Kasirer J, in speaking for the majority, found that the Minister’s decision under s. 247(10) cannot be appealed as part of an appeal of an assessment to the Tax Court. Among other considerations, he indicated:
- “Dow’s position would upset Parliament’s choice to leave judicial review of discretionary administrative acts to the Federal Court, where an appropriate standard of reasonableness review may be applied and where the proper administrative law remedies are available” (para. 5).
- The Dow position that the Minister’s decision under s. 247(10) is part of an assessment, was “inconsistent with the understanding of a tax assessment as a ‘product’ and not a ‘process’” (para. 6).

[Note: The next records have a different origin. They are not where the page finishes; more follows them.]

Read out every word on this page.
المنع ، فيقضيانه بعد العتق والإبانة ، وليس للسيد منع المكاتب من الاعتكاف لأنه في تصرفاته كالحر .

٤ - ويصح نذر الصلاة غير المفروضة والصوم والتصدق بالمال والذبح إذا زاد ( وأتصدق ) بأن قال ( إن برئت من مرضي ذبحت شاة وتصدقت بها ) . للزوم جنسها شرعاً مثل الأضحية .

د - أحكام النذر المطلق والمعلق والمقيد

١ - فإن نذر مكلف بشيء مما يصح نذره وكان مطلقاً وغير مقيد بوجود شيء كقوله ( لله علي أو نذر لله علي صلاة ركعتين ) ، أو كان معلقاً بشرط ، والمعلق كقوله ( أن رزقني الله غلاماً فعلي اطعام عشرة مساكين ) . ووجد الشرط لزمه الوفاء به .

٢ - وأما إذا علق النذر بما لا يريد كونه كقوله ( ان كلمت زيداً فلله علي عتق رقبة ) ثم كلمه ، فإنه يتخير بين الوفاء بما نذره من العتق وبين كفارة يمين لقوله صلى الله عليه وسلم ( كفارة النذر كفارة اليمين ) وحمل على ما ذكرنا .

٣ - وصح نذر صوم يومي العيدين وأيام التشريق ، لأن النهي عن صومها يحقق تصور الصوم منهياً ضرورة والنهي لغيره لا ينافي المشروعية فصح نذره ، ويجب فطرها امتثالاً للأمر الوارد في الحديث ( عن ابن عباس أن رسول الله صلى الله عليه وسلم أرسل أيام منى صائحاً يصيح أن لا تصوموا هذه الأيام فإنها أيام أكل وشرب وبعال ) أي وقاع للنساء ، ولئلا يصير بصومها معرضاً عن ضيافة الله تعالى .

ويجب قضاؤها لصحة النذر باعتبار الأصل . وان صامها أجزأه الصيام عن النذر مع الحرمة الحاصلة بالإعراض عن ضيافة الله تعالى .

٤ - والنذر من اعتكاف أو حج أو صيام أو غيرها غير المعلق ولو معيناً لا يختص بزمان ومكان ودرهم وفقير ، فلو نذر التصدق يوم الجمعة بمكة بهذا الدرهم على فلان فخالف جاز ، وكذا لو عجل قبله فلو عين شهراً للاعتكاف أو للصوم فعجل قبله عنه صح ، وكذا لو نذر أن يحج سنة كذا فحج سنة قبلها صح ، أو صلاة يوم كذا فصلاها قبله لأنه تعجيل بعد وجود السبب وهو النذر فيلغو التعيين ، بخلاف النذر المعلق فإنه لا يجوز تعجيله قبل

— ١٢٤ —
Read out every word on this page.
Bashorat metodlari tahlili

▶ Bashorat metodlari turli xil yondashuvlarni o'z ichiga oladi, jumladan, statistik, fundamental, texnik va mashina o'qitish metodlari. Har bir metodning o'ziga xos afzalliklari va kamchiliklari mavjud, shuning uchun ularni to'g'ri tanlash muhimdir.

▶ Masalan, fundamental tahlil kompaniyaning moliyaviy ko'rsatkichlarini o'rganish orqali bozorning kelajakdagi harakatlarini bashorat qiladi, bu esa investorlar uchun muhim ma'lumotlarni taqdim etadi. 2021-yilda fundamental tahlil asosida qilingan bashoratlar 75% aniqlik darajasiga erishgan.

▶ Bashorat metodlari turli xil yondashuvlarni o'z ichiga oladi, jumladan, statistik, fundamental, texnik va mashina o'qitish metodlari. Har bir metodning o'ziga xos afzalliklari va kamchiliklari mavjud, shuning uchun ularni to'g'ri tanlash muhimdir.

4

- Dow’s theory would lower the “bar by interpreting s. 18.5 to exclude the Federal Court’s jurisdiction not just where a decision is subject to an express statutory appeal, but also where it is merely captured by an appeal provision by implication” – which was “likely to provoke litigation about which discretionary decisions are caught, implicitly, by statutory appeal provisions in other settings” (para. 8).
- Given Dow’s acknowledgement that, if the Minister did not issue an assessment after she made a discretionary decision under s. 247(10), her decision could be challenged by way of judicial review in the Federal Court, this implied “an untenable solution in which the Federal Court would retain its judicial review jurisdiction over discretionary decisions by the Minister as a general rule, but it would lose its jurisdiction to conduct judicial review of those same discretionary decisions if they are followed by assessments” – which raised the “difficulty of there being two different courts — applying two different standards of review — with jurisdiction to review discretionary decisions under s. 247(10), depending on whether or not an assessment is issued after the decision is made” (para. 95).
- The remedies granted to the Tax Court did not extend to the power to vary or quash an s. 247(10) opinion of the Minister, so that “[i]f the Tax Court issues an order for reconsideration and reassessment, the Minister will simply be required to issue a reassessment that correctly reflects the very decision that the taxpayer sought to challenge since that decision would not have been quashed” and “an order for reconsideration and reassessment cannot compel the Minister to reconsider her discretionary decision under s. 247(10) because such a decision is not an assessment nor part of one” (para. 105).